En el distrito de Chiyoda, en el corazón de esa ciudad inabarcable que es Tokio, está ubicado el santuario de Yasuni Jinja.

A él vine con mi amiga Astrid Walmer en un día de finales de septiembre, cuando el cielo se reafirma en su azul más ideal y el calor pegajoso, tan típico de esta zona, todavía mortificaba.

Astrid es diplomática, periodista, traductora, escritora, gran conversadora. Ha recorrido medio mundo y ha recalado en Japón; me habla con profunda tristeza de cómo ha visto desaparecer una ciudad de ensueño, Alepo, donde vivió años inolvidables, por culpa de la sinrazón de la guerra; porque si todas las guerras son una desgracia, si son civiles, además, son una vergüenza. Pero la estulticia humana no tiene límites y el conflicto que comenzó en 2012, aún continúa.

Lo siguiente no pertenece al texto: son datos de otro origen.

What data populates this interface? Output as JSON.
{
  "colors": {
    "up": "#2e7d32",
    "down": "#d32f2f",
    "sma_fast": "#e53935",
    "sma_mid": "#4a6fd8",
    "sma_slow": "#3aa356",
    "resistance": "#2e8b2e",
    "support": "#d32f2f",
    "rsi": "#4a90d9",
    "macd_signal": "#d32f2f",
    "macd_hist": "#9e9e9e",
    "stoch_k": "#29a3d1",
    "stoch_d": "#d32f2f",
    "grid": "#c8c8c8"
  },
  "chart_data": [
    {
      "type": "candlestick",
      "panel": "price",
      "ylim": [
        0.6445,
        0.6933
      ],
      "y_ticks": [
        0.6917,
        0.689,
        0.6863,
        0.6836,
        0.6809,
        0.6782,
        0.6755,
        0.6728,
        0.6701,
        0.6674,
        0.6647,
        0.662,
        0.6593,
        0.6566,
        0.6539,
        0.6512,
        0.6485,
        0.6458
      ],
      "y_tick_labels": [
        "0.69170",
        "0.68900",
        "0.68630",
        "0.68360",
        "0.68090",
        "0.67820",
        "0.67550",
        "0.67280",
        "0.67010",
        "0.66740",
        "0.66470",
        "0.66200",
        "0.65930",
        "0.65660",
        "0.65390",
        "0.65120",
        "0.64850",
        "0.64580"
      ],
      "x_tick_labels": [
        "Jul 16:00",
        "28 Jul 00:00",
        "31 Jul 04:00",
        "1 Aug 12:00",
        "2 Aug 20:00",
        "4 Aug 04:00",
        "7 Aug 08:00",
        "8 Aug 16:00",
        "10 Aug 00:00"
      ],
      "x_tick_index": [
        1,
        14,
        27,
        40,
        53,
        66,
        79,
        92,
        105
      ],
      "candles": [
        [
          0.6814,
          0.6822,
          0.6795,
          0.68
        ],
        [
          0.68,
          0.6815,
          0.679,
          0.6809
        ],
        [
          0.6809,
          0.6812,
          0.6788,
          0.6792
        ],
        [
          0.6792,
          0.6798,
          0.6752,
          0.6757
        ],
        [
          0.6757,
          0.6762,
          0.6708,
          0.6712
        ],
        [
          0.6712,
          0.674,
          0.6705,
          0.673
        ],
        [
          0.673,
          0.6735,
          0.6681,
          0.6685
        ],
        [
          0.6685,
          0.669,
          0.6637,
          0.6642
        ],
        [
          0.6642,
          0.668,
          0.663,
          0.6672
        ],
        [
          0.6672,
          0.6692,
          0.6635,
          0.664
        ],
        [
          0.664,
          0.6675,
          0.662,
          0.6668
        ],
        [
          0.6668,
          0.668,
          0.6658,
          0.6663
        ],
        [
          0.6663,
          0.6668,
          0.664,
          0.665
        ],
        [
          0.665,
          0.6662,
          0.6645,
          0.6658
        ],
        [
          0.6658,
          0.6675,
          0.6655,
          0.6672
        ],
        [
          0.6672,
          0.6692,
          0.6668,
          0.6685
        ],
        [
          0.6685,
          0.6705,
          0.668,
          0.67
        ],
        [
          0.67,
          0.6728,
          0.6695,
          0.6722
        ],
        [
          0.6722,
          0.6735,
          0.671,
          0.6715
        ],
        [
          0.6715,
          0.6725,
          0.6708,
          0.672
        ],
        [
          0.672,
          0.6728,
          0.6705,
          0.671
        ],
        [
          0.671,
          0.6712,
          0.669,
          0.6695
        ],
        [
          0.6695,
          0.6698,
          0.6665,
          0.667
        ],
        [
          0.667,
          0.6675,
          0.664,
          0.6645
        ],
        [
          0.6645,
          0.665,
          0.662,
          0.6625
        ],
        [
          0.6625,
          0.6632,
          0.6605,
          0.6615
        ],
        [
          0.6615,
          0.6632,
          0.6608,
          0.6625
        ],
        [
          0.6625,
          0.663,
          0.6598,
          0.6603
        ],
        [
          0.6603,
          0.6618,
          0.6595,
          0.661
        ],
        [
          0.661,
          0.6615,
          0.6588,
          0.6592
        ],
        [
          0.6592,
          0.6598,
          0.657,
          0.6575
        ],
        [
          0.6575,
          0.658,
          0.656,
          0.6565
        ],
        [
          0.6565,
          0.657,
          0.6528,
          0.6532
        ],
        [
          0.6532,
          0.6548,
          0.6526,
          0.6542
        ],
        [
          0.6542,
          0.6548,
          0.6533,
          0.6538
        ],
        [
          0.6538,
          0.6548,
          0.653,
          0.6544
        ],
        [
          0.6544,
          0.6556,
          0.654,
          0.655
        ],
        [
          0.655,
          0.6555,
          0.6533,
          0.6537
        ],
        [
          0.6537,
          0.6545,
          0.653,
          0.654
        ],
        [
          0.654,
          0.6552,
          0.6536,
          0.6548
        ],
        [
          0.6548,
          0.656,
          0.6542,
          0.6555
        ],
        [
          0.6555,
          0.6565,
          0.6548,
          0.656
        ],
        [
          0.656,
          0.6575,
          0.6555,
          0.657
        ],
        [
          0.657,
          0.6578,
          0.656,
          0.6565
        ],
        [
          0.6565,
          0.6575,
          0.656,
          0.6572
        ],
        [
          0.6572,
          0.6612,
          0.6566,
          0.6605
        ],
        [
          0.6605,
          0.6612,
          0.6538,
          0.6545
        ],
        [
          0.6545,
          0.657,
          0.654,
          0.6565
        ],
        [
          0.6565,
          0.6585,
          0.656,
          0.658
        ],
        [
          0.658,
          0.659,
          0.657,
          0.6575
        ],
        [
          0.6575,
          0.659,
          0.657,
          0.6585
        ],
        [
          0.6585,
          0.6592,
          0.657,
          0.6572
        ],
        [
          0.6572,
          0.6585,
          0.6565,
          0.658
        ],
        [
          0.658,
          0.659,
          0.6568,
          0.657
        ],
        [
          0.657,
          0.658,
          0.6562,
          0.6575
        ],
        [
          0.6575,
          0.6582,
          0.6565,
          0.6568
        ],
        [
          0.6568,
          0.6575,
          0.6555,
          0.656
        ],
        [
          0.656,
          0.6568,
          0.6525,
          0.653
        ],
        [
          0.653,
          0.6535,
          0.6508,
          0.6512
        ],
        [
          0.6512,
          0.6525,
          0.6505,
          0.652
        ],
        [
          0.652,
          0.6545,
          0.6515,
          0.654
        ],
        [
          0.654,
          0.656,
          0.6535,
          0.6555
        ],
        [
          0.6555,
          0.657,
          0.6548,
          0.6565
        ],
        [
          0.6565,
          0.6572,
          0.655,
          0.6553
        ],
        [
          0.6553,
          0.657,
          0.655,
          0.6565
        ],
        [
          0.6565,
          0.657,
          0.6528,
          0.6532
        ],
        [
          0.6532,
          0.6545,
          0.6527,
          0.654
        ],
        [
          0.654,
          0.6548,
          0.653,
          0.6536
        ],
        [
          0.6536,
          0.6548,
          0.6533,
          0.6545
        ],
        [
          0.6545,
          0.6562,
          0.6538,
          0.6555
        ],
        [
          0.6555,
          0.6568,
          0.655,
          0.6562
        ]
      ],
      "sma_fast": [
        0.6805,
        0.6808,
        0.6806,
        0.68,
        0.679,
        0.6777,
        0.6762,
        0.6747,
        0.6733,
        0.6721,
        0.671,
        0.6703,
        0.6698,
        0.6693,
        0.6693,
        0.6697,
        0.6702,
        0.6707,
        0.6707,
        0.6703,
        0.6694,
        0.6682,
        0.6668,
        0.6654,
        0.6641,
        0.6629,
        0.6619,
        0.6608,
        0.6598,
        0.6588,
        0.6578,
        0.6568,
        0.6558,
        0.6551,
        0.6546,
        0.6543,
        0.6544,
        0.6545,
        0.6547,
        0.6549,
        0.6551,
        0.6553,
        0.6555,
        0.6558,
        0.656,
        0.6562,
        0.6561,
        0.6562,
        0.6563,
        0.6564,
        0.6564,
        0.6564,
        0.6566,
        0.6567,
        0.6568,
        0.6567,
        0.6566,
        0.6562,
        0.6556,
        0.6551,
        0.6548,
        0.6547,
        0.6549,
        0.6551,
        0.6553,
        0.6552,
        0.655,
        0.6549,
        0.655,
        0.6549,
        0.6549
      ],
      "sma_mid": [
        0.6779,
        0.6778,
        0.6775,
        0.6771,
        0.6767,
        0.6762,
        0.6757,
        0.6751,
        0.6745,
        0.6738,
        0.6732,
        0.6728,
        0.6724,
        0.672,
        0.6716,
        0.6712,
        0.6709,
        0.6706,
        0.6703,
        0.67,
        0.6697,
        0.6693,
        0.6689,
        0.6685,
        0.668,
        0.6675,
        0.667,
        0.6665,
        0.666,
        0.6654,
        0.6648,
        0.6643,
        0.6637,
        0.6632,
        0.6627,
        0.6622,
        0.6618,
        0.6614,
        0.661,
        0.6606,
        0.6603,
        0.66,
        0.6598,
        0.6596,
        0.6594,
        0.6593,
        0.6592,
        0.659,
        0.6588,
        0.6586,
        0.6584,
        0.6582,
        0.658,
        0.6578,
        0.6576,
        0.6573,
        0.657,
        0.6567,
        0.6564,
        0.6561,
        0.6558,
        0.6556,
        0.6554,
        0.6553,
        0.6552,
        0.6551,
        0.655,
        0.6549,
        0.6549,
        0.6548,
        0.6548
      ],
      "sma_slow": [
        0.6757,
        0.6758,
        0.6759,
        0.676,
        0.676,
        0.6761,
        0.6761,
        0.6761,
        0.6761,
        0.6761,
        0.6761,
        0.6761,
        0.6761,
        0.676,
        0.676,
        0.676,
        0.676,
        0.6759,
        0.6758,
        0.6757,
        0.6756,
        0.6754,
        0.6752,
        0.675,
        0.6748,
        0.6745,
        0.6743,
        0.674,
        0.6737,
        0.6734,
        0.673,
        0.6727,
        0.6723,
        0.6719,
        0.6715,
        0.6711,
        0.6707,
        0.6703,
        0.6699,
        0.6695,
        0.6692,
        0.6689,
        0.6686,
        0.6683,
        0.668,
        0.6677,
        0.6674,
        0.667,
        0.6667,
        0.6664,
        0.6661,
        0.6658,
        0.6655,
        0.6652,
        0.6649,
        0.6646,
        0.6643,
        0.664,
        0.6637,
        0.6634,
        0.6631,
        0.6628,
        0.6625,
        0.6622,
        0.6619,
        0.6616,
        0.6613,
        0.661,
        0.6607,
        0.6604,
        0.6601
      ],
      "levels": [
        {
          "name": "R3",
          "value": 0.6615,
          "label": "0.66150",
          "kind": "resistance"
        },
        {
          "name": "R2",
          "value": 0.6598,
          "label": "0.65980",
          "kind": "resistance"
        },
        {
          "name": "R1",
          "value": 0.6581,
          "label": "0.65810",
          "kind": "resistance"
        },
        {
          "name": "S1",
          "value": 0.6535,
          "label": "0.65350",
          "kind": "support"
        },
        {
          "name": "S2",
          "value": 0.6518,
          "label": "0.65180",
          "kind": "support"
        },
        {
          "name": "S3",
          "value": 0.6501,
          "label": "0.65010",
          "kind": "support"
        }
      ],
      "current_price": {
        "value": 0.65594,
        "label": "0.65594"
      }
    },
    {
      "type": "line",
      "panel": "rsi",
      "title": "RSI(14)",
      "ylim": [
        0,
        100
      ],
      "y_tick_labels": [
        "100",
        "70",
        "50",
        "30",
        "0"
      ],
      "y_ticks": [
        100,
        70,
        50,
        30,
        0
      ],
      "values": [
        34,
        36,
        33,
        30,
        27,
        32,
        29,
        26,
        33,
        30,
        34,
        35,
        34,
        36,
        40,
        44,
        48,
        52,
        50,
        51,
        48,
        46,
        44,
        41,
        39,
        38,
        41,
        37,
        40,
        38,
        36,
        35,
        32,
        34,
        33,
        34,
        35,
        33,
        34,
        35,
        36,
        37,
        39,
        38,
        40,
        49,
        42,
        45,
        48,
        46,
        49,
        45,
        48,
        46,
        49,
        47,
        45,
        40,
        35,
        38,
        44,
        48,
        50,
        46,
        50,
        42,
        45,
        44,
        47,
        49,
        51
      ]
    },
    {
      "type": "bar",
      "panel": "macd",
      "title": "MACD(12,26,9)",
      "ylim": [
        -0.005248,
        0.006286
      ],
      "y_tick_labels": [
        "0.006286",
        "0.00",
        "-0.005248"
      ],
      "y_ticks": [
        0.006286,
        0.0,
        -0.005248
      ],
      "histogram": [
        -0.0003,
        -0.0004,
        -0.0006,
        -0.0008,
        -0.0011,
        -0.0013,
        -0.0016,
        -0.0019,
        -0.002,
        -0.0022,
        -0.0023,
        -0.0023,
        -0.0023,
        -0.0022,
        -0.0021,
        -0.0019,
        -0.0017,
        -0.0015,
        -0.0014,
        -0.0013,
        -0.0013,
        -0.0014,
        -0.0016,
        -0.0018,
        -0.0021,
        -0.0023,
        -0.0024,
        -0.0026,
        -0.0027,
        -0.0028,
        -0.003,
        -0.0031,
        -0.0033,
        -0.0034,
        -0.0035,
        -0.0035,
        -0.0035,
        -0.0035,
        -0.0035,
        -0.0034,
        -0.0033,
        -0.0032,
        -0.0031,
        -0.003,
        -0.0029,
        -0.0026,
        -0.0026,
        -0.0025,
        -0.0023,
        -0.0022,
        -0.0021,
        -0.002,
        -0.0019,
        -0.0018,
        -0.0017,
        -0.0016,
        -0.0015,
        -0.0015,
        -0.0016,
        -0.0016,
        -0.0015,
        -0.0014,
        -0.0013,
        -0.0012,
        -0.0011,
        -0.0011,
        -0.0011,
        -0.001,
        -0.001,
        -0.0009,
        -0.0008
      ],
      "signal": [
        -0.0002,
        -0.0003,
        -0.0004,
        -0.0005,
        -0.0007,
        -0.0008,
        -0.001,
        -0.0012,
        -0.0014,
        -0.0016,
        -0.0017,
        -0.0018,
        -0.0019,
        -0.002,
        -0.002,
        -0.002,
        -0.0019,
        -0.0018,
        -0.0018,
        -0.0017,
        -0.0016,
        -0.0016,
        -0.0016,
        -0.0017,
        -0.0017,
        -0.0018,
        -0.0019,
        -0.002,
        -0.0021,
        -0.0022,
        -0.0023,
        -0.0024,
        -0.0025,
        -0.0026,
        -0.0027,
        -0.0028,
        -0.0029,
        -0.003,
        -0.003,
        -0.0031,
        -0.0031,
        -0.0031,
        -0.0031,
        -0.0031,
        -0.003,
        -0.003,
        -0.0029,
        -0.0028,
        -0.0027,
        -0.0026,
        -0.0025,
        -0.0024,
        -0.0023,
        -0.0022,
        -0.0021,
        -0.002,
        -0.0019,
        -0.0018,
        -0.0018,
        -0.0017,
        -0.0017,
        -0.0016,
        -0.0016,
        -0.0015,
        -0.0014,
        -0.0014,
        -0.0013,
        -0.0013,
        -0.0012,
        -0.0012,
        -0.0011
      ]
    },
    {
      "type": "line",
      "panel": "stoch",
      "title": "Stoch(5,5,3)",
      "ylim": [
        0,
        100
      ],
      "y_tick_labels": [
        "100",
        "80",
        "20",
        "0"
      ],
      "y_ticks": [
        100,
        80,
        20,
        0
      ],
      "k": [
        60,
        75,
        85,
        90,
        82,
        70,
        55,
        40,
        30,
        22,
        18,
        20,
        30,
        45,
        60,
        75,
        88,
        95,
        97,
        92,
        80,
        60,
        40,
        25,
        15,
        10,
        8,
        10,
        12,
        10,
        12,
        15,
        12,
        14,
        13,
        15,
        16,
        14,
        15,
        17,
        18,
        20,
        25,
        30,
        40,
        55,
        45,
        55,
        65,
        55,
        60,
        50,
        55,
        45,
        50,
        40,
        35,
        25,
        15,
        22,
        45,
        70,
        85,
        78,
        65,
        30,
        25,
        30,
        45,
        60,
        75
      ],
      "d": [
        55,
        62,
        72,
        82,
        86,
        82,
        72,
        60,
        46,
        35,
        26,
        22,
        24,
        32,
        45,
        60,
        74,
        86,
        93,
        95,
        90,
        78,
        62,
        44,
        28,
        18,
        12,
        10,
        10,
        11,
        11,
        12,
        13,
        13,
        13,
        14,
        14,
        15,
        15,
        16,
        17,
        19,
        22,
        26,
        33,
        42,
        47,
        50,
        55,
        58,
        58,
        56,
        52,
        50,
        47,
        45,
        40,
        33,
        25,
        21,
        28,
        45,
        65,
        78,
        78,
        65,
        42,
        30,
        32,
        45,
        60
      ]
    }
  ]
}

Nos acompaña el fotógrafo Jun Nishimaki (un gran profesional, me dice ella), que me dedicará una sesión fotográfica en los jardines del santuario para Shingetsu News Agency, donde Astrid publica sus trabajos (Al final, encontraréis el enlace de una entrevista que me hizo).

Al traspasar el torii, el más alto de todos los de Japón, dicen, puerta de los santuarios sintoístas, que separa el terreno profano y nos indica el camino de la espiritualidad, sentí algo que no puedo explicar: pareció que el torii me traspasara al cruzarlo y habitara dentro de mí. Esa sensación duró apenas un instante, pero me produjo un estado de ánimo especial que solo contadas veces he sentido en cementerios o templos. Parecía que los kamis hubieran venido a saludarme. Estos no son dioses, como los entendemos en nuestra cultura, sino que, en el sintoísmo, son espíritus que todo lo ocupan y coexisten con los seres humanos en armonía, estando presentes en la propia naturaleza y en lugares sagrados.

A veces pueden representar conceptos abstractos como la fertilidad o la sabiduría. Incluso hay deidades complejas que asumen varios roles. Así, Amaterasu, diosa del sol y la luz, en su «papel» de kami representa la vida que el sol proporciona a la tierra. Hay muchos ejemplos más, como Inari, que siempre me ha gustado porque ella es varias deidades y como kami del arroz se asocia a la abundancia y la fecundidad. Recuerdo que escribí un poema sobre ella en «Mil grullas de origami», libro publicado en El Bardo, en 2020.

Cuenta Miyuki historias de santuarios misteriosos
con zorros plateados, emisarios de la diosa Inari.

Pero Inari puede ser tres dioses o más.

Hace calor y mi pensamiento va más apartado
que las montañas que miran al mar, donde se oyen noticias de las olas.

Y tantos dioses que pueblan tantos ríos y sus afluentes
que desembocan donde ya no caben más relicarios.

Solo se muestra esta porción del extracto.